South African listed property once again outclassed bonds, cash and equities in 2015, with listed property generating returns of 7.99% for investors, outstripping cash’s 6.46%, equities’ 5.13% and bonds’ 3.93% contraction in returns, Catalyst Fund Managers reveals.
Despite being the best performing asset class of 2015, listed property’s returns were, however, somewhat lower than in recent years after capital markets, in December, responded to President Jacob Zuma’s reshuffling of Finance Ministers.
In the aftermath, listed property dropped around 10% in two days and, although some gains were made, still lost 6.12% for December.

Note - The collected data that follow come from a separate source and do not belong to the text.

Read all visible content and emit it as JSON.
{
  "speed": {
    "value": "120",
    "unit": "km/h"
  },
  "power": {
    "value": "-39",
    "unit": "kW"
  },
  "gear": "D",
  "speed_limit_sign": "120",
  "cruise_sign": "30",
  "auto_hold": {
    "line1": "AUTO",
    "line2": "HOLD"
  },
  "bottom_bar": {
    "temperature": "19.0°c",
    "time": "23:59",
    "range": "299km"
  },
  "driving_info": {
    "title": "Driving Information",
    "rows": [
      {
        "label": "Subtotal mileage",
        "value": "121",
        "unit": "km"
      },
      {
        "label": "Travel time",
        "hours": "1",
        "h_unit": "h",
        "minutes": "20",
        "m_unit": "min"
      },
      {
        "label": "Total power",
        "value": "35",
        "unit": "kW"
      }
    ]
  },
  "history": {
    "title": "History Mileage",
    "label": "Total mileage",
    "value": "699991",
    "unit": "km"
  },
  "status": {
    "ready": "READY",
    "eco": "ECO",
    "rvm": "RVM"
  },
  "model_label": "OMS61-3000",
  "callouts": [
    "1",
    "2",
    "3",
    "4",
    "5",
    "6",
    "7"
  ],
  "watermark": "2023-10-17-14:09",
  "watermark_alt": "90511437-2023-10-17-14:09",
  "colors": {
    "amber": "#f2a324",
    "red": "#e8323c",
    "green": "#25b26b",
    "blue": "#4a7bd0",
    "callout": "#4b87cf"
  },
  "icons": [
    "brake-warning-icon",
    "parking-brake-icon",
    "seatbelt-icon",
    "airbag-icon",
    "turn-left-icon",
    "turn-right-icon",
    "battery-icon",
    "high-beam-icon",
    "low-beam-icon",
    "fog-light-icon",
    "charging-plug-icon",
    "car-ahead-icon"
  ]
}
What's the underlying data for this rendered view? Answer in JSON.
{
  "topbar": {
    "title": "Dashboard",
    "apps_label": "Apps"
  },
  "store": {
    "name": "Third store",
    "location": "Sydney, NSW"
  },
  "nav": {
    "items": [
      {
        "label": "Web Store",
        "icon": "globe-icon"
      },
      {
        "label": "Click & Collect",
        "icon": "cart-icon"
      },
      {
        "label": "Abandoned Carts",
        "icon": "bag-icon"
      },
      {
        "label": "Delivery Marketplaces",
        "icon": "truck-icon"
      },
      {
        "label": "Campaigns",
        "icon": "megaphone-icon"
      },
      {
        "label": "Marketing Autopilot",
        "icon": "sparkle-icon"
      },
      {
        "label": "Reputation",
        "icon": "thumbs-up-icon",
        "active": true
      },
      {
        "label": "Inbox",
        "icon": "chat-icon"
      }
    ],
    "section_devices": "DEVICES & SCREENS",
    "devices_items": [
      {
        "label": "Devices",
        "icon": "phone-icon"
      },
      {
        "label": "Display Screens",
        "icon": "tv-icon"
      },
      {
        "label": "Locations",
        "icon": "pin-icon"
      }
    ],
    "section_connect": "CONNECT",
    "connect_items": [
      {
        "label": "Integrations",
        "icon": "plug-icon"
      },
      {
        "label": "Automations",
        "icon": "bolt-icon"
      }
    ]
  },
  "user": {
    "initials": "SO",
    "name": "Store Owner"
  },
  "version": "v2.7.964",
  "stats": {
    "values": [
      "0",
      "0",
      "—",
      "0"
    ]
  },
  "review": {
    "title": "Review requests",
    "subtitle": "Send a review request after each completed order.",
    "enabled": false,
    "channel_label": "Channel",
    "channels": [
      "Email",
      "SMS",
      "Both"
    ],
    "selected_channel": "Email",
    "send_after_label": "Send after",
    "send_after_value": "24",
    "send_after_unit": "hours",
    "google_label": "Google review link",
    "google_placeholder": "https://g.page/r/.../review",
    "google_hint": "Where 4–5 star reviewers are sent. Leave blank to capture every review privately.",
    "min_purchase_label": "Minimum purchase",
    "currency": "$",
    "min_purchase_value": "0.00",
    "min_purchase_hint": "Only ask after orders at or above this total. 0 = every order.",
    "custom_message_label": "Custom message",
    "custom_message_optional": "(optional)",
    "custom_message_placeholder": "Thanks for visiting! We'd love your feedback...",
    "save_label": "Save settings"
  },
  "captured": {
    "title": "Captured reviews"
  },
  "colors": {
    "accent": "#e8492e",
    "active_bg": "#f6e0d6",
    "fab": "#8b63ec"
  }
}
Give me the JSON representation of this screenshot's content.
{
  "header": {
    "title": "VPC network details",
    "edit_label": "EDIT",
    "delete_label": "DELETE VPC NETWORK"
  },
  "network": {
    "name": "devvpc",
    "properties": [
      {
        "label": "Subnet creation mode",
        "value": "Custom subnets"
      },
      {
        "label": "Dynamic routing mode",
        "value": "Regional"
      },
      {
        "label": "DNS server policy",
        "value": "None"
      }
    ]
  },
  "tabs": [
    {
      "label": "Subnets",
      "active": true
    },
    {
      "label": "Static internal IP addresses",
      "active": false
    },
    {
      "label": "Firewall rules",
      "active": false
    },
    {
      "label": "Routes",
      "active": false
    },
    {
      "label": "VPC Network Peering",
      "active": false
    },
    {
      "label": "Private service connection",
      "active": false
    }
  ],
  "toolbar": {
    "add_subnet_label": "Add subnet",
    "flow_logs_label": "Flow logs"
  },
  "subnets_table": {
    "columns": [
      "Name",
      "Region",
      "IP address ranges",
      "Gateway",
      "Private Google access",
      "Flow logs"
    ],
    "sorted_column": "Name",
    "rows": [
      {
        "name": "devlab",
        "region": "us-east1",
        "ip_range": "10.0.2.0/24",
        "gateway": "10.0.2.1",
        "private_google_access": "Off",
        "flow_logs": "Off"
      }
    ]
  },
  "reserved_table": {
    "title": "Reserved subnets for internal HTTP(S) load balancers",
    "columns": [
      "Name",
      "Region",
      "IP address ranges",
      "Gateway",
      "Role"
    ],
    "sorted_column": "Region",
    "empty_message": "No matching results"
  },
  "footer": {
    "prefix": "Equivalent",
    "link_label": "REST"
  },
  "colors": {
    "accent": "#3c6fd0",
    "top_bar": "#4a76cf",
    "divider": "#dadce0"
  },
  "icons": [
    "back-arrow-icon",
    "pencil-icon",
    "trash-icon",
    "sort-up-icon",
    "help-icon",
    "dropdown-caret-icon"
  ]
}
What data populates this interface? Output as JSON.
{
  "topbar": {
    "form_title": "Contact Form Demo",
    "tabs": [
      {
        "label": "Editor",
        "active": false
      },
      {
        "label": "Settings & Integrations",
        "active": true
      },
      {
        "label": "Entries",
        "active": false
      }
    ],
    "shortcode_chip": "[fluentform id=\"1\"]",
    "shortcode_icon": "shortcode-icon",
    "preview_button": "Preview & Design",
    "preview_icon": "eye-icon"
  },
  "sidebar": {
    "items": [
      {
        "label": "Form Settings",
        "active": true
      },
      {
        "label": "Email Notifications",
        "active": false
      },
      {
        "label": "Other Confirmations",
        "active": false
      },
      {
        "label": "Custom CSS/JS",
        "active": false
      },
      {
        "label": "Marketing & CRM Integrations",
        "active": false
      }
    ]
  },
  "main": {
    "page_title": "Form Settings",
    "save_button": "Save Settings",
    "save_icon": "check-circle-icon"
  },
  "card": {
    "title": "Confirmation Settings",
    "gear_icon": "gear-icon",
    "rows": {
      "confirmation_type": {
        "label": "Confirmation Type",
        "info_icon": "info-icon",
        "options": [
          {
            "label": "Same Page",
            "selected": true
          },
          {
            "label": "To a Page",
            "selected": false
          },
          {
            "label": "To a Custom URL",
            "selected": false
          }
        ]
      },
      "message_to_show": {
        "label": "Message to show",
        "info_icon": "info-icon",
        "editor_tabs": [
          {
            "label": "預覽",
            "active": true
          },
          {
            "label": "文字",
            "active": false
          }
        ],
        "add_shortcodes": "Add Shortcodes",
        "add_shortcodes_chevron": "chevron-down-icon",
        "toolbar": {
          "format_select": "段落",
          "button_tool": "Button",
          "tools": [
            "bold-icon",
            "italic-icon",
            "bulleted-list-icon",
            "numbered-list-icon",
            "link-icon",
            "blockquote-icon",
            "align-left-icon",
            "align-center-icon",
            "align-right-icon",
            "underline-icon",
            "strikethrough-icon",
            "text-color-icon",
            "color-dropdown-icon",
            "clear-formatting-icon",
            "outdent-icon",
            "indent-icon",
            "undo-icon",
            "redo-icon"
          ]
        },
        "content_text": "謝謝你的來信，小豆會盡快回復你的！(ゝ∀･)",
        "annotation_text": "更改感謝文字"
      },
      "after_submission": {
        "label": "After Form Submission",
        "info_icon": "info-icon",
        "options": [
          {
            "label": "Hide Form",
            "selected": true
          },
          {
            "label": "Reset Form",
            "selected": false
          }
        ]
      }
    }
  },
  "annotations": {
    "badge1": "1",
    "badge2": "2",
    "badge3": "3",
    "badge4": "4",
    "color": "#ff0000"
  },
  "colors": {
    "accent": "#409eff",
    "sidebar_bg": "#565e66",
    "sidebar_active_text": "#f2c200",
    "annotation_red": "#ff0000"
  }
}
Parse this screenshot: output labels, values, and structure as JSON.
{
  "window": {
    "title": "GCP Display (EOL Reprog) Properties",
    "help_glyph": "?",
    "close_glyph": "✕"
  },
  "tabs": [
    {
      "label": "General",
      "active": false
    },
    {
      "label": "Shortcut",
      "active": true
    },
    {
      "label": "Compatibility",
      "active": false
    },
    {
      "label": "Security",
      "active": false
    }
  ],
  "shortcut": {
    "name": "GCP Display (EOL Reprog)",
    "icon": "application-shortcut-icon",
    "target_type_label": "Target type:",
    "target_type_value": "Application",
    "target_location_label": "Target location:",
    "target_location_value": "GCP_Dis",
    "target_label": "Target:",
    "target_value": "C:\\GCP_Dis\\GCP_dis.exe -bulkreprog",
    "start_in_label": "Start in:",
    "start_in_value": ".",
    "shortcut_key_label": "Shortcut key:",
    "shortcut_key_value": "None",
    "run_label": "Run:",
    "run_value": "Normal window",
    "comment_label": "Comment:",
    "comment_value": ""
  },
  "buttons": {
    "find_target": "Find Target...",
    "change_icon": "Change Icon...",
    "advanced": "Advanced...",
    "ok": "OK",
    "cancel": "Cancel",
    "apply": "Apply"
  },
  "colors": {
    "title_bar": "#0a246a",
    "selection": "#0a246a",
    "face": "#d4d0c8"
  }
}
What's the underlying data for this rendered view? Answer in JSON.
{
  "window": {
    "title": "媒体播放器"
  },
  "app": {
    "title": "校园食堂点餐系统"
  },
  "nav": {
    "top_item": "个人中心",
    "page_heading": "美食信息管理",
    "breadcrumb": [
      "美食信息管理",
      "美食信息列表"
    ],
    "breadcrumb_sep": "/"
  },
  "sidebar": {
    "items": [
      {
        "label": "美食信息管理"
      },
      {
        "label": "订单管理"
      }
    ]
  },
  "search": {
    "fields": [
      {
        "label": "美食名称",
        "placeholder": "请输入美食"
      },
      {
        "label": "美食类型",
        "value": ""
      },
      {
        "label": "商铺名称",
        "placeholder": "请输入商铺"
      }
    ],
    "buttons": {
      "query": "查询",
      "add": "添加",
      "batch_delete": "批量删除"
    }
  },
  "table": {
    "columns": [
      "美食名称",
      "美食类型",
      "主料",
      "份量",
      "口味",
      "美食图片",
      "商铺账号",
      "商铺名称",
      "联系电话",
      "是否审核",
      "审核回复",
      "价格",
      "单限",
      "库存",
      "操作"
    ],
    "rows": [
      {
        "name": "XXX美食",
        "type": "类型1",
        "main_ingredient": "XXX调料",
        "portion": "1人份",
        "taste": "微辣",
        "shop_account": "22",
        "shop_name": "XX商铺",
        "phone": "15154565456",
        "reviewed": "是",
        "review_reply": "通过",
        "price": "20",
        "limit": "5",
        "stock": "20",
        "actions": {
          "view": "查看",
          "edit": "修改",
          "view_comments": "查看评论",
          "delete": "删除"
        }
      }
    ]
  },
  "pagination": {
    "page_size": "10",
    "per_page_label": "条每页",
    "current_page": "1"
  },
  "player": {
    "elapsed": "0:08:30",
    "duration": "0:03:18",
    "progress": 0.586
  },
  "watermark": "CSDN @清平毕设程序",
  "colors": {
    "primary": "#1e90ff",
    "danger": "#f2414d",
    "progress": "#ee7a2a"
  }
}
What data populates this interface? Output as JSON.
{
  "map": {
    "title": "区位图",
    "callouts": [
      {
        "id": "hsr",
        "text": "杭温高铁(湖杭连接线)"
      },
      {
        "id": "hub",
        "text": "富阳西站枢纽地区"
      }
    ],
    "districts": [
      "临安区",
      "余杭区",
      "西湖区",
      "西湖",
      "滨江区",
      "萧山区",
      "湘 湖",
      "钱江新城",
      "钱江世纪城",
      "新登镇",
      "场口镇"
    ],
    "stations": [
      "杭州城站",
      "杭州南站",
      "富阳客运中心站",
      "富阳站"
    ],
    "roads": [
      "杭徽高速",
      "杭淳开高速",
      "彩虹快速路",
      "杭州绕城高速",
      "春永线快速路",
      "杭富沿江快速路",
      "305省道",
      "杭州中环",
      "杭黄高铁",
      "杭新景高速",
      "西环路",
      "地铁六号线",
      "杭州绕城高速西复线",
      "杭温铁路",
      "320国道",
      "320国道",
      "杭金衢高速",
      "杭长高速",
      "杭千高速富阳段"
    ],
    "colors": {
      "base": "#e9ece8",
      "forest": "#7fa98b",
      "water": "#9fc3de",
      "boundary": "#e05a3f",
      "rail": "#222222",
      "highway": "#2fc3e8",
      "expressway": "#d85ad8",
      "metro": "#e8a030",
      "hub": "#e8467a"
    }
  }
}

South African Real Estate Investment Trust (Reit) Association chairperson Laurence Rapp noted that, despite the tough operating environment and the turmoil that hit local markets, the local Reit sector continued its “excellent” record.
He added that, while the limp local economy would put all sectors under pressure this year, the listed property sector was already ahead in finding greater value for investors by entering new markets and subsectors.
“International and sectoral diversification has been a growing trend in the sector for some years now and certainly dominated strategies in 2015. Given the stagnant economy, weakened rand and further threats of a credit downgrade, the sector will work hard to sustain value in local markets, while also looking for offshore assets with more attractive fundamentals and rand hedge benefits.
“However, property is a long-term game, so Reits favour taking a corresponding long view when making investments. It is this approach that has sustained the sector’s performance in tough times,” he noted.